# $10 gets a new face



## OKEE (Jan 3, 2008)

I like the Idea of Marilyn Monroe or Miss October:grin:

http://www.ksl.com/?nid=157&sid=351...oman-will-be-picked-for-10-bill&s_cid=queue-6


----------



## DallanC (Jan 13, 2009)

It will be Hillary Clinton, the first woman president. All but 2 of our bills have presidents (IIRC).


-DallanC


----------



## Loke (Sep 7, 2007)

The main anti-counterfeit feature would be that no one would want to copy that picture.


----------



## Dunkem (May 8, 2012)

Bruce J-----oh wait I cant do that.:mrgreen:


----------



## DallanC (Jan 13, 2009)

Loke said:


> The main anti-counterfeit feature would be that no one would want to copy that picture.


The fed wont be able to print enough $10's if it happens... what with people wiping their butts with her face and all that... :mrgreen:

-DallanC


----------



## bowgy (Oct 10, 2007)

Shania Twain.....oh wait... she's Canadian.

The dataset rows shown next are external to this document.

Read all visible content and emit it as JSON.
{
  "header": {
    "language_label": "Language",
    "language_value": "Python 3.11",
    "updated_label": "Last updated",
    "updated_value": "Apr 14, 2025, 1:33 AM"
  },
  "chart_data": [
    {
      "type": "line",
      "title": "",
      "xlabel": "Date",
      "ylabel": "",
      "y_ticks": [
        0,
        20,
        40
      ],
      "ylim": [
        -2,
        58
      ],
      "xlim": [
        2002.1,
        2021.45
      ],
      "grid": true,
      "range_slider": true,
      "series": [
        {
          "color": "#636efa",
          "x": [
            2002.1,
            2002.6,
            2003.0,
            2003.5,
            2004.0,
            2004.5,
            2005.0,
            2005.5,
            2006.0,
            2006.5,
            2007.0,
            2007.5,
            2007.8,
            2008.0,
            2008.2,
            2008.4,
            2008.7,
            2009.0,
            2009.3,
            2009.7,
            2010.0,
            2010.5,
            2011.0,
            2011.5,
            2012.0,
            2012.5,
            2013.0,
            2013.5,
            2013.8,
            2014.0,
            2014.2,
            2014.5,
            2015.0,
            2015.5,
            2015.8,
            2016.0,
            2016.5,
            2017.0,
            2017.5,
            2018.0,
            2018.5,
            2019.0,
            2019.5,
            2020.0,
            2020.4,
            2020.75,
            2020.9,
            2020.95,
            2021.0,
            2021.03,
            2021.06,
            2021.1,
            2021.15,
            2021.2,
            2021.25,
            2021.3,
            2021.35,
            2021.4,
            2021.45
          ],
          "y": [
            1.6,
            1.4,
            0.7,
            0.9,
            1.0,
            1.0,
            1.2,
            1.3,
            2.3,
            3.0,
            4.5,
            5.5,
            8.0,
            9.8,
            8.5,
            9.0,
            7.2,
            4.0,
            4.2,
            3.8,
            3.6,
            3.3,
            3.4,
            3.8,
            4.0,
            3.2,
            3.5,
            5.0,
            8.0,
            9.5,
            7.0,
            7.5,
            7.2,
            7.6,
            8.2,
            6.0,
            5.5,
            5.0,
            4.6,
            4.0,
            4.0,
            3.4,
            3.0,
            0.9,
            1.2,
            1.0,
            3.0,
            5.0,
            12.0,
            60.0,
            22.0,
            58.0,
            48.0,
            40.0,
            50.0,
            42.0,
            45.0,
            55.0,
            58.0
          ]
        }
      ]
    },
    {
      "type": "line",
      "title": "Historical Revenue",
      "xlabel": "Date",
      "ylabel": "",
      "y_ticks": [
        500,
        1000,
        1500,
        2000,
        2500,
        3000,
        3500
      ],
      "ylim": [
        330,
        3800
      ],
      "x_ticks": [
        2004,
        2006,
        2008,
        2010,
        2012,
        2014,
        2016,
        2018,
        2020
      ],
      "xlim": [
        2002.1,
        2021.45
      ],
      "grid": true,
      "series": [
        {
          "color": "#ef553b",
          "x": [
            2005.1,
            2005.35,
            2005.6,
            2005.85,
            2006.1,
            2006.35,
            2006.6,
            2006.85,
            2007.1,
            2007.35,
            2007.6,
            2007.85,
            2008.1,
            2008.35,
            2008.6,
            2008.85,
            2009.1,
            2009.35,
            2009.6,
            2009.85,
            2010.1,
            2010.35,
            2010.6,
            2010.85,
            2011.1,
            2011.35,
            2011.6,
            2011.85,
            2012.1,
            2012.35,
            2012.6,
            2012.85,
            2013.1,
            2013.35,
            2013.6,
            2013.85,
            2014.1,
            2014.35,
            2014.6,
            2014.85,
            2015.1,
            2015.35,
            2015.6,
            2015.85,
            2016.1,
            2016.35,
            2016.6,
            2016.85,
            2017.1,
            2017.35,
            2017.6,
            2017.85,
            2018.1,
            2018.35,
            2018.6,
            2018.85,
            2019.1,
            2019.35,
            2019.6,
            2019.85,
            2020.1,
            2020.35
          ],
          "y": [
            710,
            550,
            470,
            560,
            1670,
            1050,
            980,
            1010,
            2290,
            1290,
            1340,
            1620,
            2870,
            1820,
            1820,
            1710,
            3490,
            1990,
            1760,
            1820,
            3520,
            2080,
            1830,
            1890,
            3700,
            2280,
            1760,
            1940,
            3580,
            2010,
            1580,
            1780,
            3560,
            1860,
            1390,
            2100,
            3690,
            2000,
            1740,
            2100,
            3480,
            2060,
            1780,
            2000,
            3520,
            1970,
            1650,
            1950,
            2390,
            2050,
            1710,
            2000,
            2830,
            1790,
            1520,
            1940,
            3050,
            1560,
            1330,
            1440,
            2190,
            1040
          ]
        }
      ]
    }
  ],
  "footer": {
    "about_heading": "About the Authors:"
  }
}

How about Sarah Palin..... now that would tick off a lot of people


----------



## OKEE (Jan 3, 2008)

Dolly would be a good choice but not sure if she would fit.


----------



## riptheirlips (Jun 30, 2008)

Dunkem said:


> Bruce J-----oh wait I cant do that.:mrgreen:


 I thought it was Caitlyn


----------



## riptheirlips (Jun 30, 2008)

How about just putting Lady Liberty on the bill!!


----------



## DallanC (Jan 13, 2009)

riptheirlips said:


> How about just putting Lady Liberty on the bill!!


That there is a great idea.

-DallanC


----------